恋は気持ちの穴埋め
前の席の子にプリントを貸した日から何か特別な感情を抱いた私。
丁度その頃学園祭の季節だった。私の友人(元塾で仲良くなった子が偶然にも同じクラスになった)が脚本を書き、新撰組の話をやることになったのだけど、私は前の席の子と席替えで離れてしまい、何か接点を作りたくて、じっと機会を伺った。
「音響やりたいひと~!」
右端をチラリと見ながら一瞬に遅れることなくさっと手をあげた。
よし!これで大丈夫だ。
丁度その頃、当時話題のCDを買ったばかりで、友人達にCDを回していた。B'zの二枚同時発売の記念アルバム。まだ私は塾の片思いの人に未練があり、その人が好きだったので、発売日前から予約をして、特典のプレゼントまで大切にしていた。定期にはトランプのようなプロマイドカードを入れていた。
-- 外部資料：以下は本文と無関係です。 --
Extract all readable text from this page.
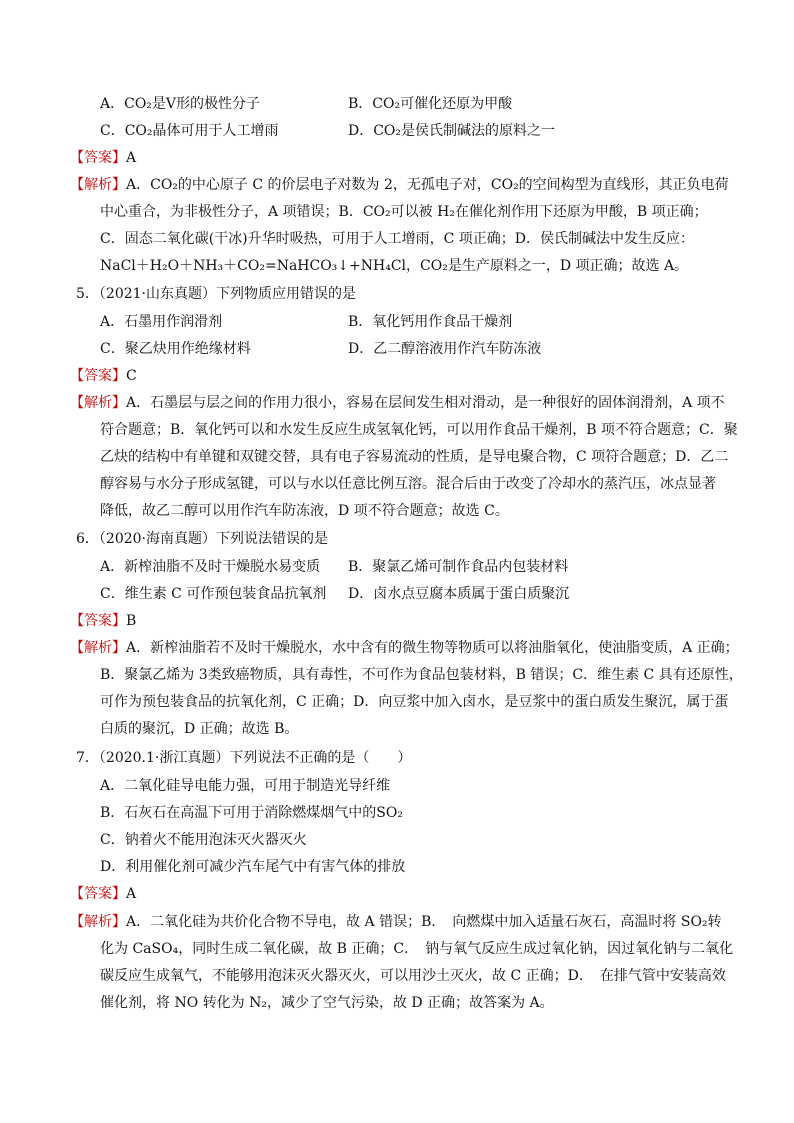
A．CO₂是V形的极性分子	B．CO₂可催化还原为甲酸
C．CO₂晶体可用于人工增雨	D．CO₂是侯氏制碱法的原料之一
【答案】A
【解析】A．CO₂的中心原子 C 的价层电子对数为 2，无孤电子对，CO₂的空间构型为直线形，其正负电荷
中心重合，为非极性分子，A 项错误；B．CO₂可以被 H₂在催化剂作用下还原为甲酸，B 项正确；
C．固态二氧化碳(干冰)升华时吸热，可用于人工增雨，C 项正确；D．侯氏制碱法中发生反应：
NaCl＋H₂O＋NH₃＋CO₂=NaHCO₃↓+NH₄Cl，CO₂是生产原料之一，D 项正确；故选 A。
5．（2021·山东真题）下列物质应用错误的是
A．石墨用作润滑剂	B．氧化钙用作食品干燥剂
C．聚乙炔用作绝缘材料	D．乙二醇溶液用作汽车防冻液
【答案】C
【解析】A．石墨层与层之间的作用力很小，容易在层间发生相对滑动，是一种很好的固体润滑剂，A 项不
符合题意；B．氧化钙可以和水发生反应生成氢氧化钙，可以用作食品干燥剂，B 项不符合题意；C．聚
乙炔的结构中有单键和双键交替，具有电子容易流动的性质，是导电聚合物，C 项符合题意；D．乙二
醇容易与水分子形成氢键，可以与水以任意比例互溶。混合后由于改变了冷却水的蒸汽压，冰点显著
降低，故乙二醇可以用作汽车防冻液，D 项不符合题意；故选 C。
6．（2020·海南真题）下列说法错误的是
A．新榨油脂不及时干燥脱水易变质 B．聚氯乙烯可制作食品内包装材料
C．维生素 C 可作预包装食品抗氧剂 D．卤水点豆腐本质属于蛋白质聚沉
【答案】B
【解析】A．新榨油脂若不及时干燥脱水，水中含有的微生物等物质可以将油脂氧化，使油脂变质，A 正确；
B．聚氯乙烯为 3类致癌物质，具有毒性，不可作为食品包装材料，B 错误；C．维生素 C 具有还原性，
可作为预包装食品的抗氧化剂，C 正确；D．向豆浆中加入卤水，是豆浆中的蛋白质发生聚沉，属于蛋
白质的聚沉，D 正确；故选 B。
7．（2020.1·浙江真题）下列说法不正确的是（　　）
A．二氧化硅导电能力强，可用于制造光导纤维
B．石灰石在高温下可用于消除燃煤烟气中的SO₂
C．钠着火不能用泡沫灭火器灭火
D．利用催化剂可减少汽车尾气中有害气体的排放
【答案】A
【解析】A．二氧化硅为共价化合物不导电，故 A 错误；B．　向燃煤中加入适量石灰石，高温时将 SO₂转
化为 CaSO₄，同时生成二氧化碳，故 B 正确；C．　钠与氧气反应生成过氧化钠，因过氧化钠与二氧化
碳反应生成氧气，不能够用泡沫灭火器灭火，可以用沙土灭火，故 C 正确；D．　在排气管中安装高效
催化剂，将 NO 转化为 N₂，减少了空气污染，故 D 正确；故答案为 A。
CDや歌詞カードに傷が付かないように、そうっと使っていた甲斐あってかみんな借りた人は丁寧に扱ってくれたようだった。
お近づきの記しにでもと前の席の子にも貸した。
そうしてお返しにと借りたもの、これがなかなか良いもので、XーJAPANのラストソングのアルバムだった。
これまで、必ずと言って良いほど、好きな人の影響を受ける私は、今までにない感じに衝撃を受けた。最初はスピッツ、GLAYと初恋の人に教わった物から、B'z、槇原敬之、河村隆一ときて、X…繋がっているようないないような…いずれにしても、毎日登下校を共にする音楽オタクの友人の得意分野で有ることには変わらなかったが。
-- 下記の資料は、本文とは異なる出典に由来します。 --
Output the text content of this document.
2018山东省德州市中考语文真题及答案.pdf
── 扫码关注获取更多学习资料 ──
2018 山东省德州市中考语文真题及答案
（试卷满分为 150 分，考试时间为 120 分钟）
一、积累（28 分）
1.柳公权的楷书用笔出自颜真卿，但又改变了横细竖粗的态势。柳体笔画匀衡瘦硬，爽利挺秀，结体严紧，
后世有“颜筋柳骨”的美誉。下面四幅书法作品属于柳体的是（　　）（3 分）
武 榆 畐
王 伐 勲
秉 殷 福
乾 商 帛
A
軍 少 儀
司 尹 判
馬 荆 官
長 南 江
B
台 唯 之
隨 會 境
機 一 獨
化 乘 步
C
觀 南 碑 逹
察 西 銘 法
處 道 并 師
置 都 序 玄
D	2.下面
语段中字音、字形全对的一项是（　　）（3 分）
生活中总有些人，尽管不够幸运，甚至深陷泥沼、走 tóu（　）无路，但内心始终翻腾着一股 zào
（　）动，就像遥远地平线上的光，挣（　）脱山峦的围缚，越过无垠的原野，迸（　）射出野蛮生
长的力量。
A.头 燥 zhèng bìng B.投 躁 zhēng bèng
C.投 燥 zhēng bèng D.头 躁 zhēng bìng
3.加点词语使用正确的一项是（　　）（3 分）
音楽を通してその人を想像する、この人はこんな人なんだ…気がついたらその人よりもその音楽を愛している。その歌う人を愛することもある。片思いは実らなくても、ずっとその音楽を愛する限り、心の隅で愛し続けているのだろう。ずっと片思いの呪縛から離れられずに…
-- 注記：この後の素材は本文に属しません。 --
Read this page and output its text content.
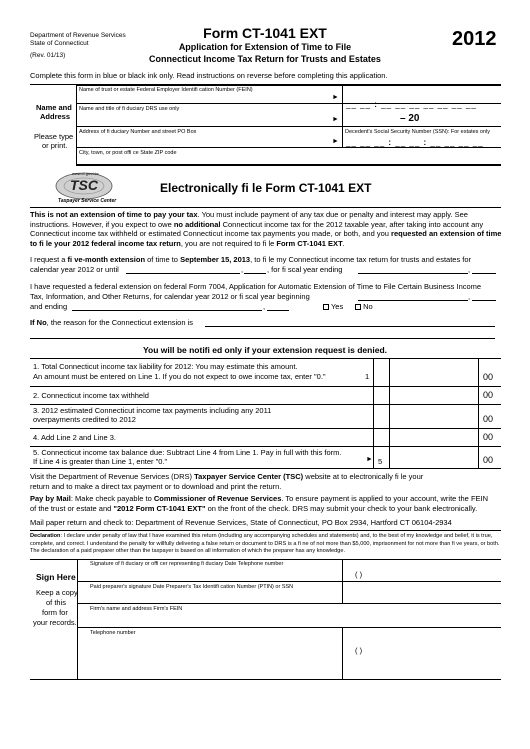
Department of Revenue Services
State of Connecticut
(Rev. 01/13)
Form CT-1041 EXT
Application for Extension of Time to File
Connecticut Income Tax Return for Trusts and Estates
2012
Complete this form in blue or black ink only. Read instructions on reverse before completing this application.
Name and
Address
Please type
or print.
Name of trust or estate Federal Employer Identifi cation Number (FEIN)
►
__ __ : __ __ __ __ __ __ __
Name and title of fi duciary DRS use only
►	– 20
Address of fi duciary Number and street PO Box	Decedent's Social Security Number (SSN): For estates only
► __ __ __ : __ __ : __ __ __ __
City, town, or post offi ce State ZIP code
www.ct.gov/drs
TSC
Taxpayer Service Center
Electronically fi le Form CT-1041 EXT
This is not an extension of time to pay your tax. You must include payment of any tax due or penalty and interest may apply. See instructions. However, if you expect to owe no additional Connecticut income tax for the 2012 taxable year, after taking into account any Connecticut income tax withheld or estimated Connecticut income tax payments you made, or both, and you requested an extension of time to fi le your 2012 federal income tax return, you are not required to fi le Form CT-1041 EXT.
I request a fi ve-month extension of time to September 15, 2013, to fi le my Connecticut income tax return for trusts and estates for
calendar year 2012 or until	,	, for fi scal year ending	,
I have requested a federal extension on federal Form 7004, Application for Automatic Extension of Time to File Certain Business Income
Tax, Information, and Other Returns, for calendar year 2012 or fi scal year beginning	,
and ending	,	Yes	No
If No, the reason for the Connecticut extension is
You will be notifi ed only if your extension request is denied.
1. Total Connecticut income tax liability for 2012: You may estimate this amount.
An amount must be entered on Line 1. If you do not expect to owe income tax, enter "0."	1	00
2. Connecticut income tax withheld	00
3. 2012 estimated Connecticut income tax payments including any 2011
overpayments credited to 2012	00
4. Add Line 2 and Line 3.	00
5. Connecticut income tax balance due: Subtract Line 4 from Line 1. Pay in full with this form.
If Line 4 is greater than Line 1, enter "0."	► 5	00
Visit the Department of Revenue Services (DRS) Taxpayer Service Center (TSC) website at to electronically fi le your
return and to make a direct tax payment or to download and print the return.
Pay by Mail: Make check payable to Commissioner of Revenue Services. To ensure payment is applied to your account, write the FEIN
of the trust or estate and "2012 Form CT-1041 EXT" on the front of the check. DRS may submit your check to your bank electronically.
Mail paper return and check to: Department of Revenue Services, State of Connecticut, PO Box 2934, Hartford CT 06104-2934
Declaration: I declare under penalty of law that I have examined this return (including any accompanying schedules and statements) and, to the best of my knowledge and belief, it is true, complete, and correct. I understand the penalty for willfully delivering a false return or document to DRS is a fi ne of not more than $5,000, imprisonment for not more than fi ve years, or both. The declaration of a paid preparer other than the taxpayer is based on all information of which the preparer has any knowledge.
Sign Here
Keep a copy
of this
form for
your records.
Signature of fi duciary or offi cer representing fi duciary Date Telephone number
( )
Paid preparer's signature Date Preparer's Tax Identifi cation Number (PTIN) or SSN
Firm's name and address Firm's FEIN
Telephone number
( )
気がついたら恋をしないつもりがうっかり気持ちが入ってしまっていたのであった。そして不思議なことに片思いの人にも気持ちが戻っていたのである。
「ねぇ、ところで誰が好きなの?」
友人に聞かれると、凄く困ってしまう。やっぱり誰につくでもなく、想像の人を好きでいるのだから。
何でもなく、その子とはクラスが離れた。バレンタインに昔の友人達と集まって作ったチョコを渡したのは、元の片思いの人。家のポストに入れたら電話が掛かってきた。
「今、合宿先。帰ったらお返しするよ。」
その言葉を信じて待っていたら、バッティングセンタに呼び出された
「ちょっと待ってて。」
バッティングセンターってはじめてきた。こんなところなんだー。
しばらく緊張しながら見つめる私。一向に終わる気配がない。
どうしよっかなぁ。わたしここにいていいのかな。
不安な気持ち、きっと、だめな答えに違いない。
バッティングが終わって、片思いの人がこちらにやってきた。
「ちょっと駐車場で話していい?」
すごくどきどきした。泣きそうなくらい。もういい、って思った。
「あのさあ、もうこういうのこれっきりにしてもらっていいかな。
野球に集中したいし。友人から聞いたよ」
「・・・うん、わかった。」
そんな重い気持ちになるようなものじゃなかったんだけど・・・私が勝手に思っているだけだったから。
そんなことも言えずに、気まずくて帰った。
お返しどころか、つらい気持ちだけを抱えて家に帰った。
なんかすっきりしないというか、後味悪い。もう一度電話で自分から話しておこう。向こうが気にしても困るし。
「もしもし・・・○○ちゃんからなんていわれたか知らないけど、ぜんぜん気にしないで
今までどおり友達でいてよ!」
心の中の気持ちをかき消すように笑った声で話した。それこそ、そんなん気にしてたら野球だって出来ないじゃん。
向こうがなんていったか覚えてないけど、確か「うん」とか曖昧な返事だった気がする。
それまで年賀状とか送っていたけど、言葉のとおり、これっきりにしてねといっていたので送るのをやめた。
友人を通して聞くのは
「年賀状、○○さんからしかこなくなったよ~。さみしーな」
だって。仕方ないよね。私はどうすることも出来ないし。
すっぱりきれいさっぱり忘れるには離れるのが一番。でも、音楽を嫌いにはなれない。
恋を忘れるには新しい恋というけれど、なかなか本気の恋なんてそう簡単には見つからない。
それから半年、新しい塾に通うことにした。そこは皮肉にも
前の席の子と待ち合わせした大きな駅の目の前。
でも、そこから多くの人と出会い、いろんな出来事が起こる。